Autoindex JCR performance question

I’m currently looking to see if I can find (and hopefully) fix any major performance bottlenecks in an implementation - using the excellent timing macros that were recently posted to this forum.

On many pages of our implementation we have three autoindexes that populate a sidebar in our pages. An example of this is an autoindex that finds news items that are related to the page I’m generating.

I’ve tried using the reverse slot content finder but that was painfully slow. Instead I’m using a more straightforward autoindex query which looks as follows

select rx:sys_contentid, jcr:path from rx:news where sh_local_expertise=23606 or sh_global_expertise=23606 and rx:news_sort_date>'2009-10-02' and rx:sys_lang='en-gb' order by rx:news_sort_date desc, rx:displaytitle asc

Using the timing macros as follows…

#markTime("> query ${params.query}")
#initslot(“AutoIndex” $params)
#markTime("< query")

I can see that the #initslot macro is taking around 2500ms to run each time. Most pages have three similar autoindexes on their sidebars and this is on most pages of the site. The overhead of processing these three autoindexes on each page adds up to around 10 seconds every time the page is rendered. This is far from ideal.

I wondered if velocity was slowing things down so I ran the query in the JCR search test debugger and it was taking around the same time to run.

Does anyone have any thoughts on what I could look at here to improve things (other than remove the autoindexes altogether!). Perhaps I might need to think about not running the autoindexes during preview and only process them during publishing - but I’d ideally like to give users a prompt and accurate preview of the published page as much as possible.

Any thoughts would be most welcome.

David,

You should talk with Percussion about the Dynamic Delivery Tier. They demonstrated the product at a recent User Group Summit. It may provide this implementation with a solution.

We created a reverse slot lookup extension (implementing IPSSlotContentFinder) that queries the database directly. This is orders of magnitude faster than the default way of getting things (granted our reverse slot has 7k + items http://www.vtnews.vt.edu/articles/location/blacksburg-va-res.html), but YMMV (and by orders i mean a whole lot faster…I don’t have the numbers off the top of my head but I think it went from 10+ minutes to 3 minutes to render that page).

I have been toying with the idea of doing something similar to the regular auto slot because it currently suffers from a bug where the folder location is not honored in the results (ie if a content item is in multiple folders and you index one of the folders, then the link generated to the item may point to the other folder, not the one you index), but I would rather like to think that this is a product level bug that should be fixed (yes, it has been reported to TS…a year or so ago…). I have not analyzed the performance of auto indexers yet, but clearly a direct sql query would be faster than a jcr one…

Fair warning, Percussion can change the tables on you (which is why jcr queries would be the “official” way to do things) and your sql query may use database specific functions… but as this is a discussion about performance, this is one “non-official” and “unsupported” way to make things faster

As Riley points out, the work we’re doing around Dynamic Delivery Tier will present another optional approach, but it’s still in beta. When it’s ready, you’ll be able to query a web service dynamically to construct lists, and so forth, from a static page. It will cut the time needed to publish an item or items drastically.

As Jit says, going directly to the DB will be faster, but the approach is unsupported, in that we can’t provide any kind of assurance that the schema won’t change on you at some point along the upgrade path. Still…

Other considerations

I assume you’ve compared your result from the timing macros with the time given by the Query Debugger, to isolate the query performance? If there’s a marked difference, the performance could stem in part from the processing going on in your slot iterator.

Doing a data comparison as you are will result in a table scan. You could try adding an index to your date field(s,) but keep in mind that any subsequent changes to your Content Type(s) may result in the loss of those indices.

There are conditions under which the order of criteria in your WHERE clause can have an impact… you could try shuffling them around.

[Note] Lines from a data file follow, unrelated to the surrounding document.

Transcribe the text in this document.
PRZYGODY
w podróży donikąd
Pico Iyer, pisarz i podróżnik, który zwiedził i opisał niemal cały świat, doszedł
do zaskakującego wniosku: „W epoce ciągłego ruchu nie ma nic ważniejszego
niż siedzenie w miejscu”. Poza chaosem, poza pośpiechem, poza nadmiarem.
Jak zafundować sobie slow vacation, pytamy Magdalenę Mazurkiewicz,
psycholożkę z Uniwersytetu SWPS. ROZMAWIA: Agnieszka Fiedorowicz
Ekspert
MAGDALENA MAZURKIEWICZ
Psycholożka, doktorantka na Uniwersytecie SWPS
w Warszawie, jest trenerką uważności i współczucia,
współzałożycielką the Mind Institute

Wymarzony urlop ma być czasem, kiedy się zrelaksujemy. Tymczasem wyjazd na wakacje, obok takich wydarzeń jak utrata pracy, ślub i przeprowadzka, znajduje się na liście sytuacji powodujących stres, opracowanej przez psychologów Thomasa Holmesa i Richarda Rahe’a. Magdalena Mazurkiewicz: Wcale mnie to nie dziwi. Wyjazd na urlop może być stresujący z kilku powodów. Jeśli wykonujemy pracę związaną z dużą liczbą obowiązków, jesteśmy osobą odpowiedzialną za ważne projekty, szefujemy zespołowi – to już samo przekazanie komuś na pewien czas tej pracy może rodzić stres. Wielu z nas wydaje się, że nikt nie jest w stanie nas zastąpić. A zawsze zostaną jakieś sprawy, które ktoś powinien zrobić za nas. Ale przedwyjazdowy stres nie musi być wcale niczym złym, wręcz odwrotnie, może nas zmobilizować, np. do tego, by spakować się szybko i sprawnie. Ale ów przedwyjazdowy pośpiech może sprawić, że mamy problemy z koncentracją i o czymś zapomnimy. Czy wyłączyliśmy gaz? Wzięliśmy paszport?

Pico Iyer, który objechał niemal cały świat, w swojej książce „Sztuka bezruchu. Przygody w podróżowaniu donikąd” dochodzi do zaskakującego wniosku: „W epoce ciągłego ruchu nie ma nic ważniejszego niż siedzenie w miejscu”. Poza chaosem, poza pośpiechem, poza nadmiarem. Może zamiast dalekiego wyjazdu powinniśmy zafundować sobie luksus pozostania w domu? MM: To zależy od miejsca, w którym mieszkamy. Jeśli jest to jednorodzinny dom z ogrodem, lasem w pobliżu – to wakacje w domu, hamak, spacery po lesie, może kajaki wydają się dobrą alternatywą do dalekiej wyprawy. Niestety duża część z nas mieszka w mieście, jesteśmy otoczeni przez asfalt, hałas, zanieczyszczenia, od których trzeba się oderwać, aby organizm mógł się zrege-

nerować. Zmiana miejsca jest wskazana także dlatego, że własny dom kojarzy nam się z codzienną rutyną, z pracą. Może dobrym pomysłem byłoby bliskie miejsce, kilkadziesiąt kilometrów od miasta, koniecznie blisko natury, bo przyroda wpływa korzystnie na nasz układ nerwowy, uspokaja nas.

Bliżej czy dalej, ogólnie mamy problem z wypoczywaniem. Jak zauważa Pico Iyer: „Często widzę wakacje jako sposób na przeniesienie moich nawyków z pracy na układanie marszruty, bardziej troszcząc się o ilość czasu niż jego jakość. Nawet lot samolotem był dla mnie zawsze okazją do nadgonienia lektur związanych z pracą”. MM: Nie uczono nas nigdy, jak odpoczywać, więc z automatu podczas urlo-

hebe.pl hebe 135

Thanks for the comments posted here. I had a good look through our database and by turning on SQL debugging got to see some of the queries that are taking time to run on the database.

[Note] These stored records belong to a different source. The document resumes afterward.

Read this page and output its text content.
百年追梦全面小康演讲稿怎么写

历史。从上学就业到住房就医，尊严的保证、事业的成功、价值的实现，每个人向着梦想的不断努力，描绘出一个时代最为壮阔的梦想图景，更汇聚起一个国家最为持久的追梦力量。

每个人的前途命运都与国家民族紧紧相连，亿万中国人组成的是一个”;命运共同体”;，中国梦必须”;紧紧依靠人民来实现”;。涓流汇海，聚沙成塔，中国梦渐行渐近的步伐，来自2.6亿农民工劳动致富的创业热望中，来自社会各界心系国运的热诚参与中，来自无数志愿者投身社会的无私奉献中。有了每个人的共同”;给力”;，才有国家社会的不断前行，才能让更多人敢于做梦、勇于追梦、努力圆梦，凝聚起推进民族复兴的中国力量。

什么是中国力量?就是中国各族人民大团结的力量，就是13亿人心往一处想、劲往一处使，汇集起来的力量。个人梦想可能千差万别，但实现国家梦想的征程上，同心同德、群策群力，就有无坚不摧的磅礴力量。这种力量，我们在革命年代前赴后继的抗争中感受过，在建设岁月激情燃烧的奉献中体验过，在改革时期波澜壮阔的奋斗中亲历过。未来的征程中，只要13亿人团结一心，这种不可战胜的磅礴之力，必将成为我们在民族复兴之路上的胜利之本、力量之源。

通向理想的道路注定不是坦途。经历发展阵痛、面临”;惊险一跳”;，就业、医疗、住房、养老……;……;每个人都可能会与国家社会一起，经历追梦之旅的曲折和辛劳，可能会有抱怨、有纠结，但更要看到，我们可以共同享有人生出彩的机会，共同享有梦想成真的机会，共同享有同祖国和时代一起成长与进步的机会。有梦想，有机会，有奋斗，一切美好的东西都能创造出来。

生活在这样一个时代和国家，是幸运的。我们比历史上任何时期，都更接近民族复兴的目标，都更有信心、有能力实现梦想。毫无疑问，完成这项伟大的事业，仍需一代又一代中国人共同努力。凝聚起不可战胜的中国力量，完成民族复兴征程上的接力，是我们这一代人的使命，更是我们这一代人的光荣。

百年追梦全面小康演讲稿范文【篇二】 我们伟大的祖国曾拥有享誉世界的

From here I’ve created a number of new indexes on tables (and even found some content tables without primary keys!) and have ensured that there’s indexes on some of the columns that we’re using for date checking. Just looking at the execution plan information that SQL Server Management Studio gives you before and after adding the indexes shows that big improvements can be made.

The additional indexes have made a big improvement to the performance of our system and is a great step in the right direction.

Thanks once again (and I like the idea about a custom slot lookup extension).